La decisione di aiutare i marittimi è scaturita nel corso di una riunione che il comandante della Capitaneria di porto di Pozzallo, Antonio Donato, ha avuto con le imprese portuali, le raccomandatarie marittime locali, la locale sezione della lega navale di Pozzallo e la Società Marittima di Mutuo Soccorso di Pozzallo, presso la capitaneria pozzallese. Prelevando dal proprio fondo cassa, il Comitato acquisterà viveri e bottiglie d’acqua al fine di dare una mano ai nove marittimi della «Fortuna II», vittime di una situazione che non è certo dipesa da loro. Inoltre, la Società Marinara ha manifestato la volontà di organizzare il pranzo pasquale per i dipendenti della «Dopmar». Il Comitato territoriale informerà l’ambasciata ucraina in Italia delle problematiche che stanno affrontando i marittimi, a bordo della nave.

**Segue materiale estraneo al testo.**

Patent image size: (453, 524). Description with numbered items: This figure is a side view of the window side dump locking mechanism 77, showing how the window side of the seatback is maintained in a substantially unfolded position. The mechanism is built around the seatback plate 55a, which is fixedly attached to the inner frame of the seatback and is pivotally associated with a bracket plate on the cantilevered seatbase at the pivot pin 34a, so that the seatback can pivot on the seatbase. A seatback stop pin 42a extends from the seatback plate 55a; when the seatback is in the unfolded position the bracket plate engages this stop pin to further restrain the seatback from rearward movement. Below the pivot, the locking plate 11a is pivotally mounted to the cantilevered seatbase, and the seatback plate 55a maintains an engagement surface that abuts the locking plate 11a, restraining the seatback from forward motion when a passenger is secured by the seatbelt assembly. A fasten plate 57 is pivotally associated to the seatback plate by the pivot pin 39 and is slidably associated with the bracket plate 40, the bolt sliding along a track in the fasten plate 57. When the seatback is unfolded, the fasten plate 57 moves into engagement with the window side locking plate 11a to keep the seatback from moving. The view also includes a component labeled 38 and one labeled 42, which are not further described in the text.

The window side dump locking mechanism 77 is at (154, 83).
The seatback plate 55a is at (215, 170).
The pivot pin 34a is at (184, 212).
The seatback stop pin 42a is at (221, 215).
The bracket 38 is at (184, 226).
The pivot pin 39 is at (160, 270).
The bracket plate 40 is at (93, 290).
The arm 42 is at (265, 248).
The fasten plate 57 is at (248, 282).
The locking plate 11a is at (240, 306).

Intanto, i marittimi ribadiscono che non se ne andranno via da Pozzallo se non saranno saldati gli stipendi pregressi "a costo – dicono – di rimanere qui fino alla fine dell’anno. Ci avevano promesso, per i primi giorni di aprile, che una parte degli stipendi pregressi sarebbe entrata nelle nostre tasche, ed invece, non abbiamo ricevuto nulla dalla «Dopmar». E, di conseguenza, aspettiamo".

Intanto, gli avvocati del foro di Modica e del foro di Nicosia, rispettivamente Francesco Giardina e Davide Raffa, hanno provveduto a notificare alla compagnia di navigazione campana i decreti ingiuntivi, autorizzati dalla Magistratura di Modica, per il recupero degli stipendi degli ultimi sei mesi maturati dai nove marittimi e non riscossi.